« Il faut sauver le soldat Petite-Ile ». La formule imagée de Serge Hoareau résume le casse-tête auquel se retrouve confronté le maire de la commune rurale du sud. Tous les scénarios envisagés ramènent inexorablement la commune à opérer une cure drastique dans les mois à venir. Quitte à « déclarer l’année 2016 comme étant une année blanche, sans manifestation ni investissement », en vient même à envisager le maire.
Il y a un mois, Serge Hoareau a appris de la Civis que 720.000 euros allaient manquer à l’appel lors du vote de la prochaine dotation de solidarité communale (DSC). Une amputation sévère couplée à la baisse des dotations de l’Etat (280.000 euros) qui envoie la commune dans le mur, comme tant d’autres sur le territoire national.
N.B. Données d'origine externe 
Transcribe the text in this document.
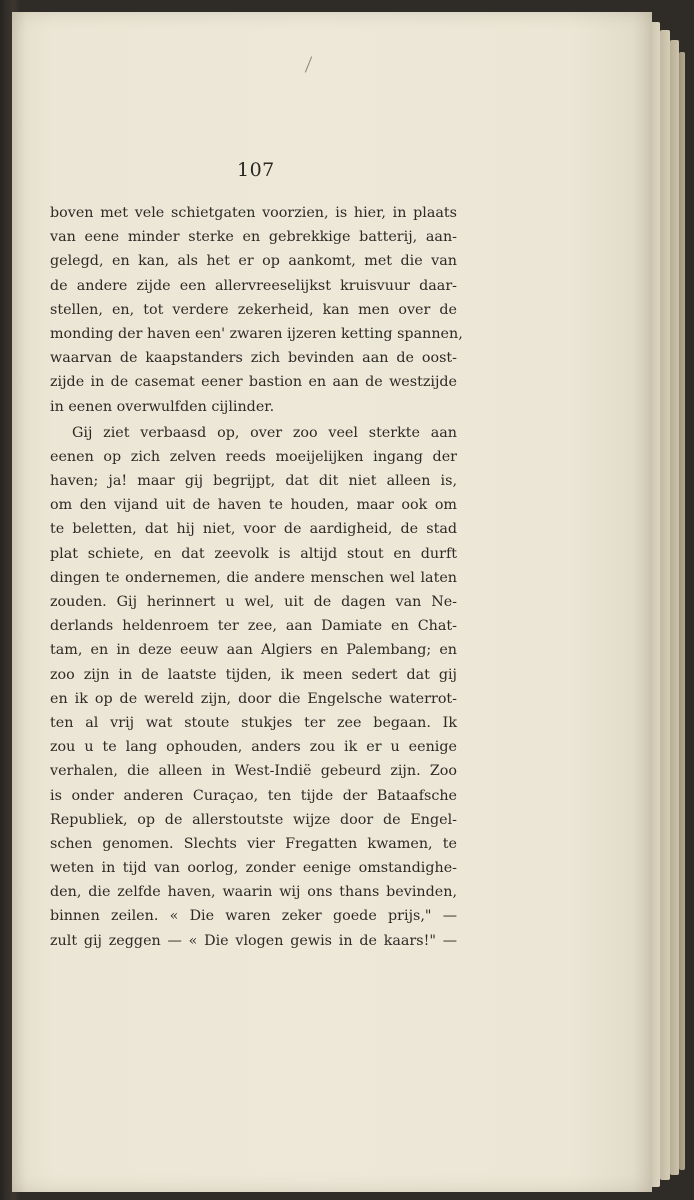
107
boven met vele schietgaten voorzien, is hier, in plaats
van eene minder sterke en gebrekkige batterij, aan-
gelegd, en kan, als het er op aankomt, met die van
de andere zijde een allervreeselijkst kruisvuur daar-
stellen, en, tot verdere zekerheid, kan men over de
monding der haven een' zwaren ijzeren ketting spannen,
waarvan de kaapstanders zich bevinden aan de oost-
zijde in de casemat eener bastion en aan de westzijde
in eenen overwulfden cijlinder.
Gij ziet verbaasd op, over zoo veel sterkte aan
eenen op zich zelven reeds moeijelijken ingang der
haven; ja! maar gij begrijpt, dat dit niet alleen is,
om den vijand uit de haven te houden, maar ook om
te beletten, dat hij niet, voor de aardigheid, de stad
plat schiete, en dat zeevolk is altijd stout en durft
dingen te ondernemen, die andere menschen wel laten
zouden. Gij herinnert u wel, uit de dagen van Ne-
derlands heldenroem ter zee, aan Damiate en Chat-
tam, en in deze eeuw aan Algiers en Palembang; en
zoo zijn in de laatste tijden, ik meen sedert dat gij
en ik op de wereld zijn, door die Engelsche waterrot-
ten al vrij wat stoute stukjes ter zee begaan. Ik
zou u te lang ophouden, anders zou ik er u eenige
verhalen, die alleen in West-Indië gebeurd zijn. Zoo
is onder anderen Curaçao, ten tijde der Bataafsche
Republiek, op de allerstoutste wijze door de Engel-
schen genomen. Slechts vier Fregatten kwamen, te
weten in tijd van oorlog, zonder eenige omstandighe-
den, die zelfde haven, waarin wij ons thans bevinden,
binnen zeilen. « Die waren zeker goede prijs," —
zult gij zeggen — « Die vlogen gewis in de kaars!" —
« Sans la DSC, on ne passe pas ! »
« Les comptes de la commune flirtaient déjà avec la zone rouge depuis des années ». Mais « l’effet ciseau » a lieu dès cet exercice 2015 pour ne faire que s’amplifier à l’horizon 2017. Le différentiel recettes/dépenses de fonctionnement explose avec la défaillance des partenaires financiers. « Sans la DSC, on ne passe pas ! », prévient-il.
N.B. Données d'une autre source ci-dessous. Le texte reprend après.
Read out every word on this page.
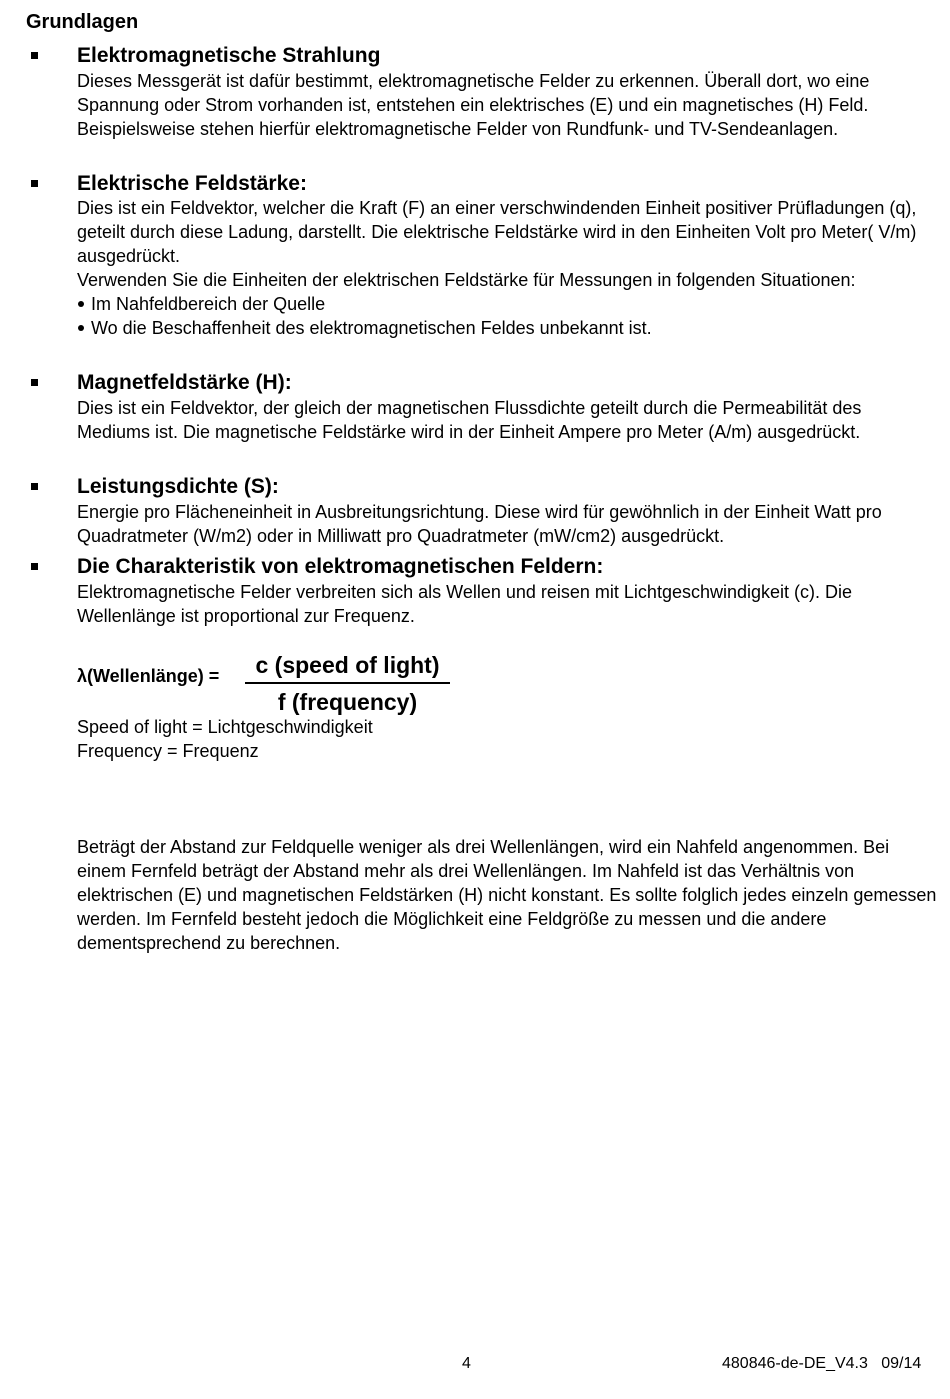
Grundlagen
Elektromagnetische Strahlung

Dieses Messgerät ist dafür bestimmt, elektromagnetische Felder zu erkennen. Überall dort, wo eine Spannung oder Strom vorhanden ist, entstehen ein elektrisches (E) und ein magnetisches (H) Feld. Beispielsweise stehen hierfür elektromagnetische Felder von Rundfunk- und TV-Sendeanlagen.

Elektrische Feldstärke:

Dies ist ein Feldvektor, welcher die Kraft (F) an einer verschwindenden Einheit positiver Prüfladungen (q), geteilt durch diese Ladung, darstellt. Die elektrische Feldstärke wird in den Einheiten Volt pro Meter( V/m) ausgedrückt.

Verwenden Sie die Einheiten der elektrischen Feldstärke für Messungen in folgenden Situationen:

Im Nahfeldbereich der Quelle

Wo die Beschaffenheit des elektromagnetischen Feldes unbekannt ist.

Magnetfeldstärke (H):

Dies ist ein Feldvektor, der gleich der magnetischen Flussdichte geteilt durch die Permeabilität des Mediums ist. Die magnetische Feldstärke wird in der Einheit Ampere pro Meter (A/m) ausgedrückt.

Leistungsdichte (S):

Energie pro Flächeneinheit in Ausbreitungsrichtung. Diese wird für gewöhnlich in der Einheit Watt pro Quadratmeter (W/m2) oder in Milliwatt pro Quadratmeter (mW/cm2) ausgedrückt.

Die Charakteristik von elektromagnetischen Feldern:

Elektromagnetische Felder verbreiten sich als Wellen und reisen mit Lichtgeschwindigkeit (c). Die Wellenlänge ist proportional zur Frequenz.

λ(Wellenlänge) =	c (speed of light)
f (frequency)
Speed of light = Lichtgeschwindigkeit
Frequency = Frequenz
Beträgt der Abstand zur Feldquelle weniger als drei Wellenlängen, wird ein Nahfeld angenommen. Bei einem Fernfeld beträgt der Abstand mehr als drei Wellenlängen. Im Nahfeld ist das Verhältnis von elektrischen (E) und magnetischen Feldstärken (H) nicht konstant. Es sollte folglich jedes einzeln gemessen werden. Im Fernfeld besteht jedoch die Möglichkeit eine Feldgröße zu messen und die andere dementsprechend zu berechnen.
4	480846-de-DE_V4.3   09/14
Après une embellie anecdotique de +14.000 euros d’épargne nette en 2014, « une goutte d’eau dans un verre vide », Petite-Ile s’apprête à décrocher lors de cet exercice en cours de l’ordre de -420.000 euros. Si les projections pessimistes se confirment, ce différentiel s’aggravera encore en 2016 et 2017 (1,7 million d’euros à chaque exercice budgétaire).
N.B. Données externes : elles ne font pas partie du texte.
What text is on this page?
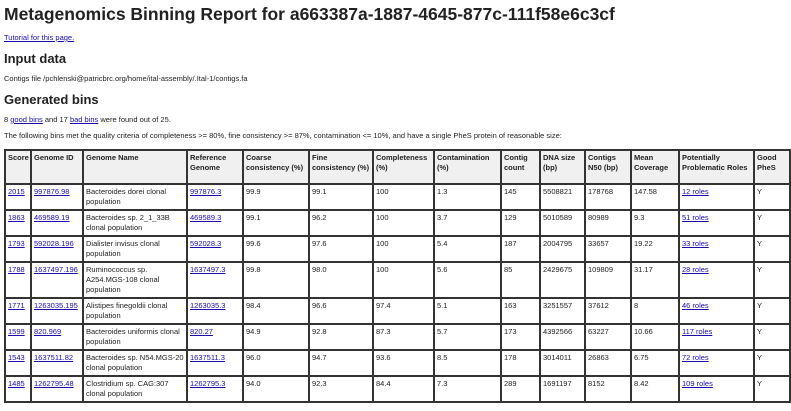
Metagenomics Binning Report for a663387a-1887-4645-877c-111f58e6c3cf

Tutorial for this page.

Input data

Contigs file /pchlenski@patricbrc.org/home/ital-assembly/.Ital-1/contigs.fa

Generated bins

8 good bins and 17 bad bins were found out of 25.

The following bins met the quality criteria of completeness >= 80%, fine consistency >= 87%, contamination <= 10%, and have a single PheS protein of reasonable size:

Score	Genome ID	Genome Name	Reference Genome	Coarse consistency (%)	Fine consistency (%)	Completeness (%)	Contamination (%)	Contig count	DNA size (bp)	Contigs N50 (bp)	Mean Coverage	Potentially Problematic Roles	Good PheS
2015	997876.98	Bacteroides dorei clonal population	997876.3	99.9	99.1	100	1.3	145	5508821	178768	147.58	12 roles	Y
1863	469589.19	Bacteroides sp. 2_1_33B clonal population	469589.3	99.1	96.2	100	3.7	129	5010589	80989	9.3	51 roles	Y
1793	592028.196	Dialister invisus clonal population	592028.3	99.6	97.6	100	5.4	187	2004795	33657	19.22	33 roles	Y
1788	1637497.196	Ruminococcus sp. A254.MGS-108 clonal population	1637497.3	99.8	98.0	100	5.6	85	2429675	109809	31.17	28 roles	Y
1771	1263035.195	Alistipes finegoldii clonal population	1263035.3	98.4	96.6	97.4	5.1	163	3251557	37612	8	46 roles	Y
1599	820.969	Bacteroides uniformis clonal population	820.27	94.9	92.8	87.3	5.7	173	4392566	63227	10.66	117 roles	Y
1543	1637511.82	Bacteroides sp. N54.MGS-20 clonal population	1637511.3	96.0	94.7	93.6	8.5	178	3014011	26863	6.75	72 roles	Y
1485	1262795.48	Clostridium sp. CAG:307 clonal population	1262795.3	94.0	92.3	84.4	7.3	289	1691197	8152	8.42	109 roles	Y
« Nous ne parlons là que des décisions réglementaires prises » (Etat/Civis, ndlr), poursuit Serge Hoareau. Son prédécesseur endosse aussi une part de responsabilité, indique le maire et conseiller départemental. « Ces choix (de 2010,11,12), nous sommes en train de les payer cash ». Serge Hoareau pointe du doigt notamment l’embauche de 33 CDD qu’il « compte ne pas renouveler » lorsque leur terme arrivera. Une économie non négligeable lorsque l’on a en tête l’une des lignes budgétaires de la commune : les 15 millions des dépenses réelles de fonctionnement sont constitués de pas moins de 10,5 millions rien qu’en charges de personnel.
« Aujourd’hui je ne sais plus comment faire »
Après le constat, les perspectives. Serge Hoareau est clair : hormis les CDD évoqués plus haut, « il sera difficile de toucher au personnel » dont l’évolution de carrière est telle qu’elle est, c’est-à-dire intouchable statutairement.
A la rentrée scolaire 2015, chaque repas consommé sera facturé 1,60 € au lieu d’1,30 €. L’école de musique verra ses tarifs passer de 240 euros à 550 euros annuels. Voilà pour les décisions déjà engagées.
D’autres pistes sont envisagées. Toutes douloureuses pour le contribuable à commencer par le premier levier, celui des trois taxes historiques. Le retour à l’équilibre passera aussi par la réduction des subventions versées aux associations, le non renouvellement des départs à la retraite, la révision du mode de gestion (en régie ou en DSP) de certaines prestations, voire la suppression de services facultatifs.
« Si nous étions une entreprise privée, nous serions mis en liquidation »
La rentrée supplémentaire de recettes pourrait s’articuler autour de l’augmentation des tarifs des services à la population, la revalorisation de l’occupation du domaine public ou encore la chasse aux fraudeurs (lire par ailleurs – article à venir). Mais l’apport de recettes nouvelles est à envisager avec prudence. Un exemple : rien n’empêche des parents de désinscrire leur marmaille de l’école de musique avec sa nouvelle grille tarifaire à la hausse.
Cette annonce en période de trêve a pour but d’alerter les partenaires de la commune. « Si nous étions une entreprise privée, nous serions mis en liquidation », sensibilise le maire qui dit ne pas entendre d’autres communes élever la voix. Seul le Département a parlé du non transfert financier mais « quelle action derrière ? » demande le maire. « Moi aujourd’hui je ne sais plus comment faire. Je tiens à alerter l’opinion publique. »
Serge Hoareau assure avoir adressé au président de la Civis un courrier dans lequel il demande à l’intercommunalité à ce que la baisse de la DSC soit lissée dans le temps. Toutes les communes membres sont touchées mais à des degrés divers. « Cilaos pleure, les Avirons pleure aussi, l’Etang-Salé peut absorber le choc, Saint-Pierre aussi ».
Ce jeudi après-midi, le maire rencontre son personnel communal pour tenir le même discours et préparer là aussi au discours de rigueur.